6. The gas exchange valve according to claim 1, wherein the nickel-phosphorus layer is disposed only in a region of a valve guide on the valve stem.

7. The gas exchange valve according to claim 1, wherein at least one of the valve plate and the valve stem is composed of at least one of a X50CrMnNiNbN21-9 (1.4882) steel, a NiCr20TiAl (Nimonic 80A 2.4952) steel and a Nireva 3015 steel.

8. A method for coating a gas exchange valve comprising:

providing a valve stem and a valve plate;

dispersing a nickel strike layer galvanically at least in a region of a valve guide of the valve stem, and

applying a nickel-phosphorus layer galvanically at least in the region of the valve guide, wherein the nickel-phosphorus layer has a phosphorus content greater than 10% by volume.

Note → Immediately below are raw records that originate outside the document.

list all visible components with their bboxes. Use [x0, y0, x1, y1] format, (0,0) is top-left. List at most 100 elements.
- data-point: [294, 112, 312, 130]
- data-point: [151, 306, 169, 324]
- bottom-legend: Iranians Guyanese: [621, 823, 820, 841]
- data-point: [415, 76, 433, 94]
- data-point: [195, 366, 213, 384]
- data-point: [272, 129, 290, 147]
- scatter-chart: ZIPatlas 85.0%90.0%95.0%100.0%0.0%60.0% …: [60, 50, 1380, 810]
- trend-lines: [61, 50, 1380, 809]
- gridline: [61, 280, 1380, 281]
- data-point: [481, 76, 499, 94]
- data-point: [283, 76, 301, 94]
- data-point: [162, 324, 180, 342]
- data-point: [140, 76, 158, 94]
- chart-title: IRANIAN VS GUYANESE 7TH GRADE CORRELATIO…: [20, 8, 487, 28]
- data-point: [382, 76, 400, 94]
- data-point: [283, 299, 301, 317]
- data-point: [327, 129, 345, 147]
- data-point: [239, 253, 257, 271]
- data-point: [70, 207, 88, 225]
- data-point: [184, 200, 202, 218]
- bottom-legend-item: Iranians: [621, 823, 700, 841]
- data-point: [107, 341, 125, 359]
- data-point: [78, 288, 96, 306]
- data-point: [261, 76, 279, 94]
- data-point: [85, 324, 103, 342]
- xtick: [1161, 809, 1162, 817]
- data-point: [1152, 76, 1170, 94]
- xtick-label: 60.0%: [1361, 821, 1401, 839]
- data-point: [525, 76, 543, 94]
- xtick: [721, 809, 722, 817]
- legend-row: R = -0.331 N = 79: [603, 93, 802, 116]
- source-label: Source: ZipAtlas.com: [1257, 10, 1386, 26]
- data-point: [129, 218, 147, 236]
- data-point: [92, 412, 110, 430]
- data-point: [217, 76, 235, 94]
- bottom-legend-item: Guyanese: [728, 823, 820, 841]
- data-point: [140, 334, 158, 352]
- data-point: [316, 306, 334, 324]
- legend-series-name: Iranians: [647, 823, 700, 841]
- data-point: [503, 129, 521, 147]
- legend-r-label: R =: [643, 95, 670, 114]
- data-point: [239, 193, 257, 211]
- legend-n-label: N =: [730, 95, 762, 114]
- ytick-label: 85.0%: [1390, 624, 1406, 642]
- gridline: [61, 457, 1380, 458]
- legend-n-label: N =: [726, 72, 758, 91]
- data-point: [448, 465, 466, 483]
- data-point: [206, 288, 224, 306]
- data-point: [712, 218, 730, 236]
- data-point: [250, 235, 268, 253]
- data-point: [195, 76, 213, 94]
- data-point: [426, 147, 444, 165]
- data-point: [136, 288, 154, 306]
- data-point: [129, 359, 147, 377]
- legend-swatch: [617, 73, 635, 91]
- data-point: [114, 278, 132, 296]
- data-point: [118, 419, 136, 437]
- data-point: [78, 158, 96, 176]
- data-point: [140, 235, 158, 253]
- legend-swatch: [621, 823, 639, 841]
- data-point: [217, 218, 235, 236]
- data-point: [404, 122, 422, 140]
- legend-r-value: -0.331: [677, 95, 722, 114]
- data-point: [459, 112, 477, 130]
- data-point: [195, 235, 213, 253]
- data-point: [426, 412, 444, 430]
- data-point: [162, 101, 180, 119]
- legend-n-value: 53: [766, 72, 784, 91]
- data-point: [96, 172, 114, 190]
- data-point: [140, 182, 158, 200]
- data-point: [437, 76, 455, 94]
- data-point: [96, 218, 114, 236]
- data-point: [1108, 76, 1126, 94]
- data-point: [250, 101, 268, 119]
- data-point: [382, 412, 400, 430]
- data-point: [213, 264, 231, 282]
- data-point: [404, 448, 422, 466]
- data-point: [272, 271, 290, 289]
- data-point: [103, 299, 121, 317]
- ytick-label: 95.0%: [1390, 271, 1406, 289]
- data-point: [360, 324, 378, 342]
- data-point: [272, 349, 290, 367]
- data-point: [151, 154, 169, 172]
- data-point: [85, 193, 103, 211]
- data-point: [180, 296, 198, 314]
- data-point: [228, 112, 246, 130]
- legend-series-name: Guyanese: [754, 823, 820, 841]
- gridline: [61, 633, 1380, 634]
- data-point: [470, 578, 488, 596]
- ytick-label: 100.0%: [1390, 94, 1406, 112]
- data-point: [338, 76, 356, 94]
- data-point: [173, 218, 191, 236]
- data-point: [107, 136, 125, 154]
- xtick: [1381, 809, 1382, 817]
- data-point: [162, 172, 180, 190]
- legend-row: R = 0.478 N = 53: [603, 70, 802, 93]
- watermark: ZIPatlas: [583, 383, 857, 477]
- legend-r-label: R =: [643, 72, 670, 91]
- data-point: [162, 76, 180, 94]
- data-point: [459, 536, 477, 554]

9. The method according to claim 8, further comprising covering the nickel-phosphorus layer at least partly with a chromium layer.

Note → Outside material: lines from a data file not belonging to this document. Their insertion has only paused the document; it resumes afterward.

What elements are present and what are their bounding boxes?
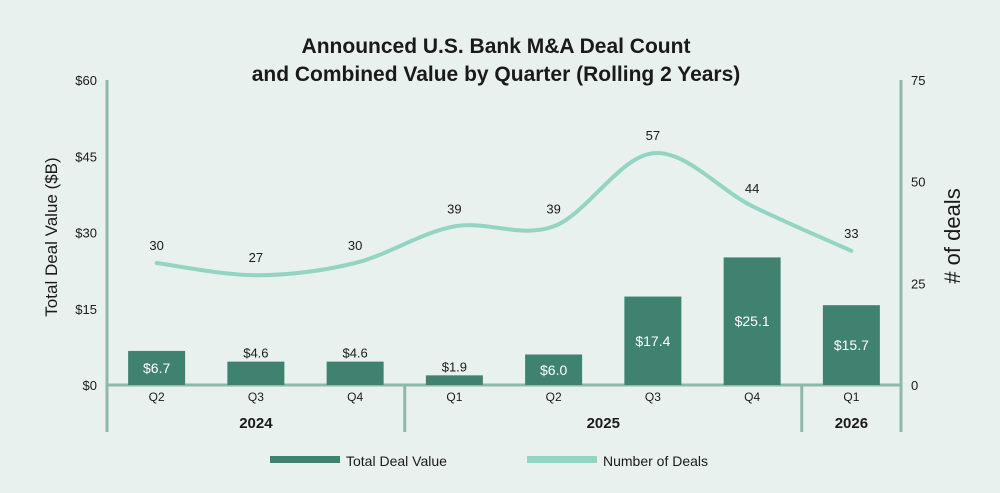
bar-total-deal-value	[128, 350, 186, 385]
line-data-label: 39	[447, 201, 461, 216]
line-data-label: 57	[646, 128, 660, 143]
x-tick-label-quarter: Q2	[546, 390, 562, 404]
bar-total-deal-value	[425, 375, 483, 385]
x-tick-label-quarter: Q4	[744, 390, 760, 404]
y-right-tick-label: 50	[911, 175, 925, 190]
y-left-tick-label: $0	[83, 378, 97, 393]
line-data-label: 30	[348, 238, 362, 253]
legend-swatch-number-of-deals	[527, 456, 597, 463]
bar-data-label: $6.0	[540, 362, 567, 378]
bar-data-label: $6.7	[143, 360, 170, 376]
y-axis-right-label: # of deals	[940, 188, 965, 283]
y-left-tick-label: $45	[75, 149, 97, 164]
x-tick-label-quarter: Q1	[446, 390, 462, 404]
y-right-tick-label: 75	[911, 73, 925, 88]
x-tick-label-quarter: Q3	[248, 390, 264, 404]
bar-data-label: $25.1	[735, 313, 770, 329]
x-tick-label-quarter: Q1	[843, 390, 859, 404]
chart-title-line-1: Announced U.S. Bank M&A Deal Count	[302, 35, 691, 58]
legend-label-number-of-deals: Number of Deals	[603, 453, 708, 469]
bar-total-deal-value	[525, 354, 583, 385]
legend-label-total-deal-value: Total Deal Value	[346, 453, 447, 469]
y-right-tick-label: 25	[911, 276, 925, 291]
x-tick-label-quarter: Q2	[149, 390, 165, 404]
bar-data-label: $15.7	[834, 337, 869, 353]
x-group-label-year: 2025	[587, 415, 620, 432]
bar-total-deal-value	[326, 361, 384, 385]
bar-total-deal-value	[822, 305, 880, 385]
legend-swatch-total-deal-value	[270, 456, 340, 463]
bar-total-deal-value	[227, 361, 285, 385]
x-group-label-year: 2024	[239, 415, 273, 432]
y-axis-left-label: Total Deal Value ($B)	[42, 157, 61, 316]
bar-data-label: $4.6	[342, 346, 367, 361]
line-data-label: 30	[149, 238, 163, 253]
bar-data-label: $4.6	[243, 346, 268, 361]
y-left-tick-label: $60	[75, 73, 97, 88]
y-left-tick-label: $15	[75, 302, 97, 317]
bar-total-deal-value	[723, 257, 781, 385]
line-data-label: 44	[745, 181, 759, 196]
legend: Total Deal Value Number of Deals	[270, 453, 708, 469]
x-tick-label-quarter: Q3	[645, 390, 661, 404]
bar-total-deal-value	[624, 296, 682, 385]
y-left-tick-label: $30	[75, 226, 97, 241]
line-data-label: 33	[844, 226, 858, 241]
number-of-deals-line	[154, 151, 854, 278]
x-group-label-year: 2026	[835, 415, 868, 432]
line-data-label: 27	[249, 250, 263, 265]
line-data-label: 39	[546, 201, 560, 216]
y-right-tick-label: 0	[911, 378, 918, 393]
bar-data-label: $17.4	[635, 333, 670, 349]
bar-data-label: $1.9	[442, 359, 467, 374]
x-tick-label-quarter: Q4	[347, 390, 363, 404]
chart-title-line-2: and Combined Value by Quarter (Rolling 2…	[252, 63, 741, 86]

10. An apparatus for coating a gas exchange valve comprising:

a galvanic bath and an anode disposed in the galvanic bath, wherein the anode includes a mounting configured to receive a valve stem end of a valve stem, and wherein the anode has a negative contour of a valve throat, and

a cathode configured to be placed flush against a base of a valve plate, wherein the cathode is configured to communicate an electrical current to at least one of the valve stem and the valve plate.

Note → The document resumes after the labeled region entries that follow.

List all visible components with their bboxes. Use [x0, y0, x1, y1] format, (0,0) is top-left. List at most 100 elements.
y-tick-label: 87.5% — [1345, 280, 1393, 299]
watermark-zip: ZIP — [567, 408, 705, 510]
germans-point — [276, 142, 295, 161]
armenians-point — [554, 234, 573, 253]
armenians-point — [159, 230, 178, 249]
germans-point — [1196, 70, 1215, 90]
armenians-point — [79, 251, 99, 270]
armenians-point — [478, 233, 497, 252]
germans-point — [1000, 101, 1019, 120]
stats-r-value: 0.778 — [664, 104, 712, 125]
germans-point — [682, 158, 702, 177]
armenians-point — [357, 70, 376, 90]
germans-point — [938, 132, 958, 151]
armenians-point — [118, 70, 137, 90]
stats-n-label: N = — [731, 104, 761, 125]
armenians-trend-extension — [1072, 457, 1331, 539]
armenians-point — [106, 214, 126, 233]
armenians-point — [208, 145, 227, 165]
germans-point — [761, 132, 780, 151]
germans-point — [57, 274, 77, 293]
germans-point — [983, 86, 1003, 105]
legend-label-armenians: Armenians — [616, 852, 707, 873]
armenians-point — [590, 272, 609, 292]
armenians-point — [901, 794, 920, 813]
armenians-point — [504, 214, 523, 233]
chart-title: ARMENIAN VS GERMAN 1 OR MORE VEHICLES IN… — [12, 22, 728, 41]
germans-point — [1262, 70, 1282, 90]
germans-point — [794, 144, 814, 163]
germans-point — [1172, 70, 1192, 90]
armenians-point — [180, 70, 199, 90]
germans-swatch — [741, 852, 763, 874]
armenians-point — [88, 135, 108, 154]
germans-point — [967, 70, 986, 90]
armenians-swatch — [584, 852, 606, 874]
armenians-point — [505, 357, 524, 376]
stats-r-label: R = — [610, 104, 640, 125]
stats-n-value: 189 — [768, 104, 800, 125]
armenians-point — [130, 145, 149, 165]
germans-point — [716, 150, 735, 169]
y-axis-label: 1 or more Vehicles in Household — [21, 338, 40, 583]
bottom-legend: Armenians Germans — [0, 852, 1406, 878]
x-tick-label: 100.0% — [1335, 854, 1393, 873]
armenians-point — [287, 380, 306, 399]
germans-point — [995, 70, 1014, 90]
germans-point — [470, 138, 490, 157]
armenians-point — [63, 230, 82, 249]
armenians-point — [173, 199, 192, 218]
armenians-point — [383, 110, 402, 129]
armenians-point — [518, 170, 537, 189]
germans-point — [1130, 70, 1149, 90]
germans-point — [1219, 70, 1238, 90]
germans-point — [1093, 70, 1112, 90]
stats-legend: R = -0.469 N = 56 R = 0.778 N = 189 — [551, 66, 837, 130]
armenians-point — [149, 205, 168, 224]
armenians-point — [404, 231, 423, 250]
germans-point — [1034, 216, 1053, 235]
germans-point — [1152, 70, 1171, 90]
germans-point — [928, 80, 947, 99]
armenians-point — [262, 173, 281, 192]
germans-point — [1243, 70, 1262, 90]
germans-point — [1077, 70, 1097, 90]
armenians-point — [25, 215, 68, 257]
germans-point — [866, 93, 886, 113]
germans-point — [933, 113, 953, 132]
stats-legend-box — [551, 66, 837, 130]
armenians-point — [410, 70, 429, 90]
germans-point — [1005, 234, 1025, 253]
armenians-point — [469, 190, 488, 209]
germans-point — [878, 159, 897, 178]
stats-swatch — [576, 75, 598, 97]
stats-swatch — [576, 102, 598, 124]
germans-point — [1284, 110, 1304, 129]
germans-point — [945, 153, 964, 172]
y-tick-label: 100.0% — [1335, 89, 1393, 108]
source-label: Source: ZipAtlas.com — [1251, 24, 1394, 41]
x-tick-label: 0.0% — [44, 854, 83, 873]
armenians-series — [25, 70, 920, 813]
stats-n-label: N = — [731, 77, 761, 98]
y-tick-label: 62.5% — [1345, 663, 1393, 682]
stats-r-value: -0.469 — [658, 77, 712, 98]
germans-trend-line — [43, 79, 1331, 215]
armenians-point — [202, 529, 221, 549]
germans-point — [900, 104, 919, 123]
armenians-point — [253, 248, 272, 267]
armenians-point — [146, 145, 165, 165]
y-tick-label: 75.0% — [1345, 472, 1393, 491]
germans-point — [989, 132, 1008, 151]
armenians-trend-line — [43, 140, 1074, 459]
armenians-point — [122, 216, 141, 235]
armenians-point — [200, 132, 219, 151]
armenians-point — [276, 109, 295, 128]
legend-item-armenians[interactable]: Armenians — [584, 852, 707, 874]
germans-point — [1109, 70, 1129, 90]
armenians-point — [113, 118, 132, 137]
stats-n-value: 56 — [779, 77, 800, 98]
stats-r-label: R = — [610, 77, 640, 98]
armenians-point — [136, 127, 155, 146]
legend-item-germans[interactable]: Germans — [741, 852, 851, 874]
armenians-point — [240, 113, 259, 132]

11. The apparatus according to claim 10, further comprising a mixing device disposed in the galvanic bath for mixing a galvanic fluid.

12. The gas exchange valve according to claim 1, wherein the phosphorus content ranges from 11% by volume to 13% by volume.

13. The gas exchange valve according to claim 12, wherein the nickel-phosphorus layer has a layer thickness of 8 μm to 15 μm.

14. The gas exchange valve according to claim 12, further comprising a chromium layer disposed on at least part of the nickel-phosphorus layer.

15. The gas exchange valve according to claim 14, wherein the chromium layer and the nickel-phosphorus layer together define a total thickness of 25 μm or less.

16. The gas exchange valve according to claim 12, further comprising a nickel strike layer disposed between the valve stem and the nickel-phosphorus layer.

17. The gas exchange valve according to claim 3, wherein the nickel strike layer has a thickness of 2 μm or less.

18. The gas exchange valve according to claim 17, wherein the phosphorus content ranges from 11% by volume to 13% by volume.

19. The gas exchange valve according to claim 3, wherein at least the valve stem is composed of at least one of a X50CrMnNiNbN21-9 (1.4882) steel, a NiCr20TiAl (Nimonic 80A 2.4952) steel and a Nireva 3015 steel.

20. The gas exchange valve according to claim 3, further comprising a chromium layer disposed on at least part of the nickel-phosphorus layer.